Edição nº 1787 - 5 de abril de 2023

Valter Lemos
A NOVA CENSURA

Nos últimos tempos tem havido notícias de “correção” dos textos de livros de autores consagrados, substituindo palavras e expressões, de forma a alterar uma “linguagem datada e desatualizada por linguagem mais inclusiva”. Isto tem vindo a acontecer em Inglaterra e Estados Unidos, onde algumas editoras e bibliotecas têm vindo a adotar tal política, sendo a mais recente polémica a relativa às alterações aos livros da famosa Enid Blyton, criadora das “aventuras dos Cinco” e dos “Sete”.
A atitude de submeter a julgamento de uns quaisquer burocratas, que nunca escreveram nada de jeito na vida, obras literárias ou artísticas reconhecidas, é tão chocante que se torna até repulsiva.
Desde logo pela intolerável arrogância que revela. Um qualquer grupo entende que só os seus conceitos culturais e morais podem ser aceites. Porque são “superiores” a todos os outros. Qual a diferença entre isto e qualquer religião? Não é assim que se comportaram ao longo da história quase todas as religiões?
Segundo as notícias, as bibliotecas do condado de Devon, resolveram esconder os livros com a linguagem original e só permitir o acesso às versões adulteradas ou, no caso de interesse de consulta das originais, os leitores terão de ser “advertidos” previamente!
Estamos, pois, perante um comportamento que vai além da simples censura, o que já seria grave. Pretende-se “reeducar” os leitores com a “única verdade” aceite. Qual é o passo seguinte? Fazer listas dos “leitores perigosos” que insistem em ler as versões originais? Queimar essas versões originais?
Vão seguir-se outros escritores? Vão “corrigir” obras de Shakespeare? Dickens? Allan Poe? Em Portugal “corrigiremos” Camões? Bocage? Camilo?
E será extensivo a outras artes? Passaremos a esconder e queimar pinturas? Ou a “corrigi-las”?
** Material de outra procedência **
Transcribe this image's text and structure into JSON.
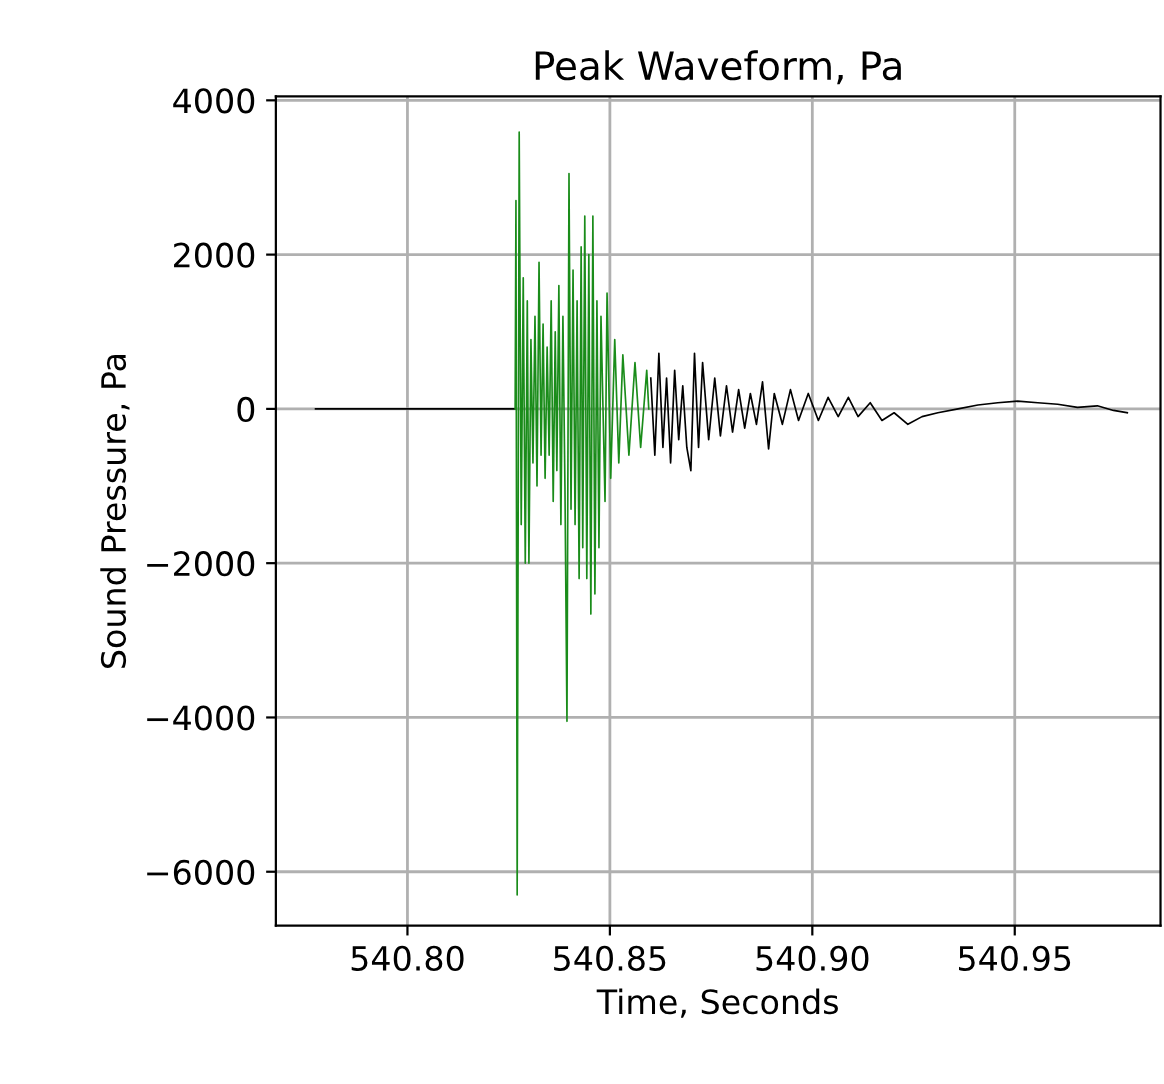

Há pouco tempo foi noticiada a demissão de uma diretora de escola nos Estados Unidos devido a ter mostrado na aula uma imagem da estátua de David de Miguel Ângelo, tendo os pais protestado porque considerarem ofensiva a nudez da mesma. Tal atitude, muito obscurantista, gerou uma generalizada critica à atitude dos pais e da escola. Mas afinal a atitude das bibliotecas e editoras inglesas não será ainda bem pior do que a destes pais?
Este comportamento censório, vindo de autoridades públicas em regimes democráticos, deve ser fortemente condenado e repudiado. A censura já é, por si mesma, um ato obscurantista contrário à liberdade e à condição humana, mas associada a uma política do pensamento único, torna-se extraordinariamente perigosa para a democracia, a liberdade e a própria condição humana.
A religião é a revelação do mundo por Deus. A arte e a ciência são a construção do mundo pelo homem. Liberdade de pensamento e de criação é a condição mais essencial a essa construção.